I saw the above while walking around this morning in search of a plug-adapter thing. Now, the Korean language, as mentioned in my first post, is an alphabet just like ours, so each letter has a sound, meaning that they can pretty easily transfer our words to their script without changing too much (the same way that we can take the sounds of, say, 김치, and rewrite them with our letters, kimchi). The word was written on an apartment building under construction, I think, and is meant to be read, "city vista," as in having a view of the city. However, you only read it like that if you already know what it's meant to say, because usually, the 시 makes a "she" sound. So, reading it for the first time, trying to pronounce it in Korean instead of in English, you get "shitty vista." Great name for an apartment complex.

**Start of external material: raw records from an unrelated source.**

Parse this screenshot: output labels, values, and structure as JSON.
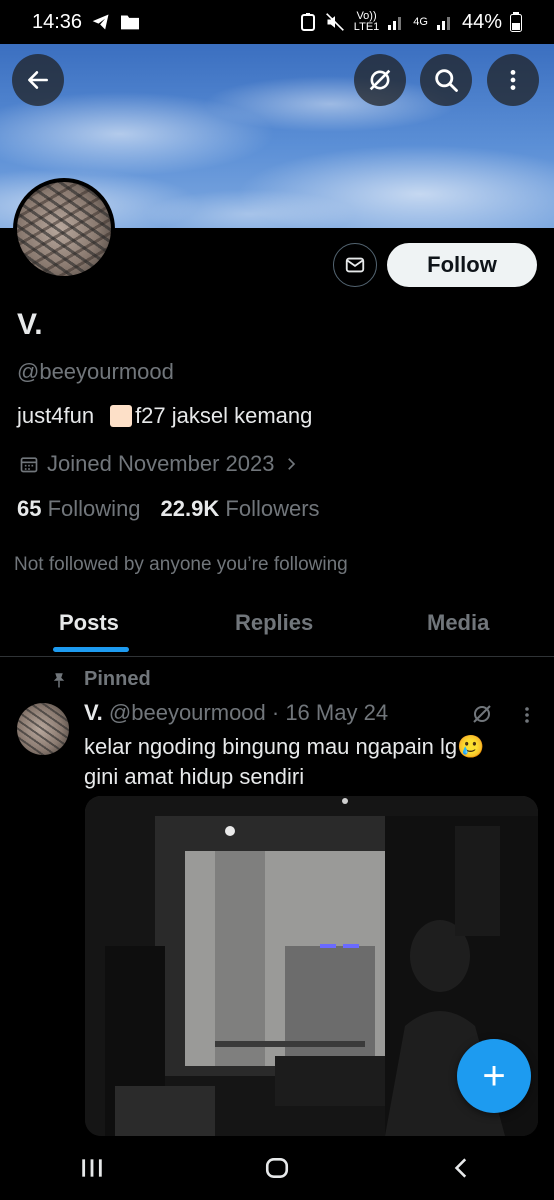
{
  "status_bar": {
    "time": "14:36",
    "volte_top": "Vo))",
    "volte_bottom": "LTE1",
    "network_type": "4G",
    "battery": "44%"
  },
  "profile": {
    "name": "V.",
    "handle": "@beeyourmood",
    "bio_part1": "just4fun",
    "bio_part2": "f27 jaksel kemang",
    "joined": "Joined November 2023",
    "following_count": "65",
    "following_label": "Following",
    "followers_count": "22.9K",
    "followers_label": "Followers",
    "not_followed": "Not followed by anyone you’re following",
    "follow_label": "Follow"
  },
  "tabs": [
    {
      "label": "Posts",
      "active": true
    },
    {
      "label": "Replies",
      "active": false
    },
    {
      "label": "Media",
      "active": false
    }
  ],
  "post": {
    "pinned_label": "Pinned",
    "author": "V.",
    "handle_date": "@beeyourmood · 16 May 24",
    "text_line1": "kelar ngoding bingung mau ngapain lg",
    "emoji": "🥲",
    "text_line2": "gini amat hidup sendiri"
  },
  "fab_label": "+",
  "colors": {
    "accent": "#1d9bf0",
    "text_primary": "#e7e9ea",
    "text_secondary": "#71767b",
    "background": "#000000"
  }
}
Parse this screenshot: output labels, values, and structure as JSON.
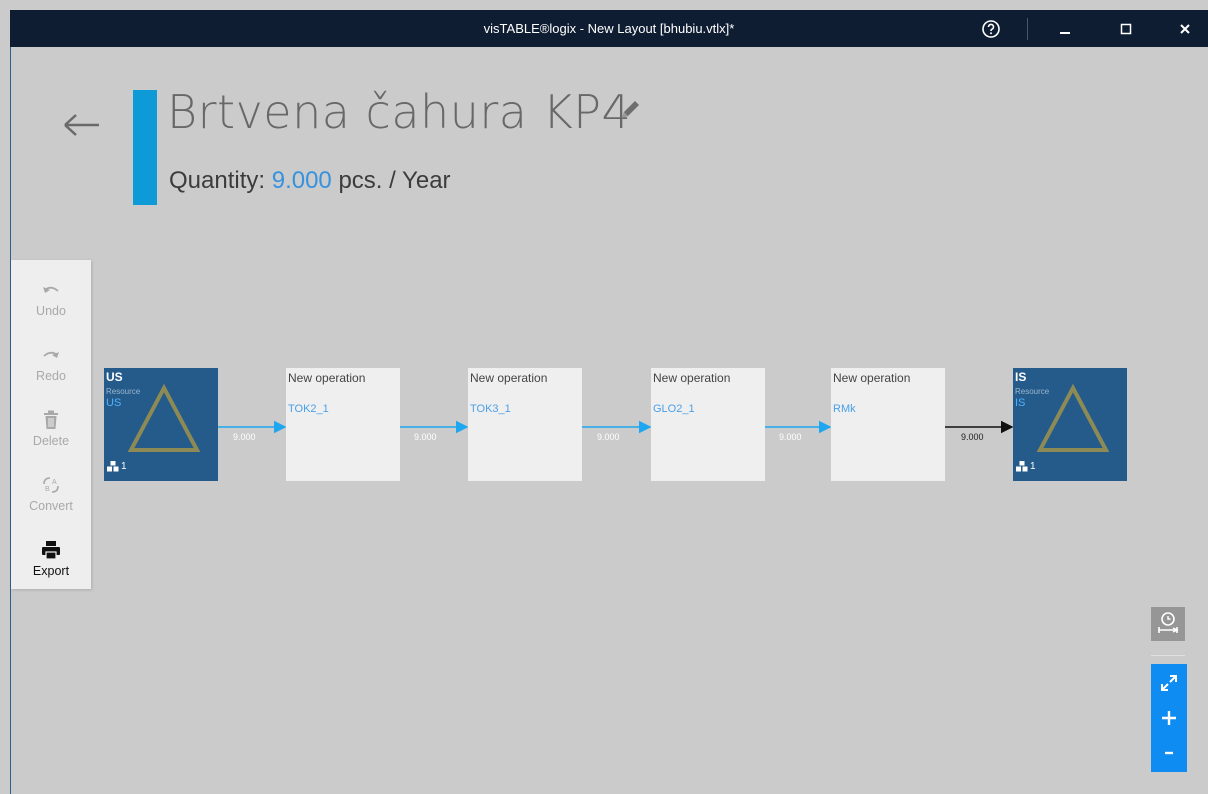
{
  "titlebar": {
    "title": "visTABLE®logix - New Layout [bhubiu.vtlx]*"
  },
  "header": {
    "title": "Brtvena čahura KP4",
    "quantity_label": "Quantity:",
    "quantity_value": "9.000",
    "quantity_unit": "pcs. / Year",
    "accent_color": "#0e9ad6"
  },
  "toolbar": {
    "undo": "Undo",
    "redo": "Redo",
    "delete": "Delete",
    "convert": "Convert",
    "export": "Export"
  },
  "flow": {
    "source": {
      "name": "US",
      "type": "Resource",
      "code": "US",
      "count": "1"
    },
    "operations": [
      {
        "name": "New operation",
        "code": "TOK2_1"
      },
      {
        "name": "New operation",
        "code": "TOK3_1"
      },
      {
        "name": "New operation",
        "code": "GLO2_1"
      },
      {
        "name": "New operation",
        "code": "RMk"
      }
    ],
    "sink": {
      "name": "IS",
      "type": "Resource",
      "code": "IS",
      "count": "1"
    },
    "flow_values": [
      "9.000",
      "9.000",
      "9.000",
      "9.000",
      "9.000"
    ]
  },
  "colors": {
    "resource_bg": "#245b8a",
    "flow_line": "#1ea7f0",
    "zoom_panel": "#0f8cf2"
  }
}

What else...I spent around 2 hours wandering around trying to discern which stores might possibly have electronics. Every once in a while, I would enter ones and say things like "저는 미국사람이라서 고 필요 있어요", which is "cho-nun miguk-saram-iraso ko p'iryo issoyo", or "i american person-since-i-am thing needed is." Then I pointed to my computer cable, explained that I didn't speak korean well, and then repeated the same point every time they tried to say something to me other than "없어요", opsoyo, we don't have it. After about four failed attempts (though I guess they were relatively successful in terms of managing to communicate), I was hungry and either more linguistically confident or simply unable to worry about it, and so I went to a lady in a little plastic stall and tried to ask how much the corndog looking think was. It was only 50 cents, so I sprung for it. She then picked it up and coated it with granulated sugar for me. That was my first hint that maybe it wasn't a corndog. Then I bet into it and got only dough, so I started thinking it was just a larger version of those chinese doughnuts you can get at buffets. Completely wrong. On the next bite I hit gold and discovered that it was indeed a corndog, but with an absurdly thick/fatty/delicious layer of batter surrounding a miniscule dog. I'm willing to bet that any diarrhea I experience this trip will probably be due to this sort of American-style food and not to the dainty little 김밥 (kimbap, sushi) that I talked about last post.
Anyhow the dog has now settled and I've regained some energy, so I think I'll resume my meanderings.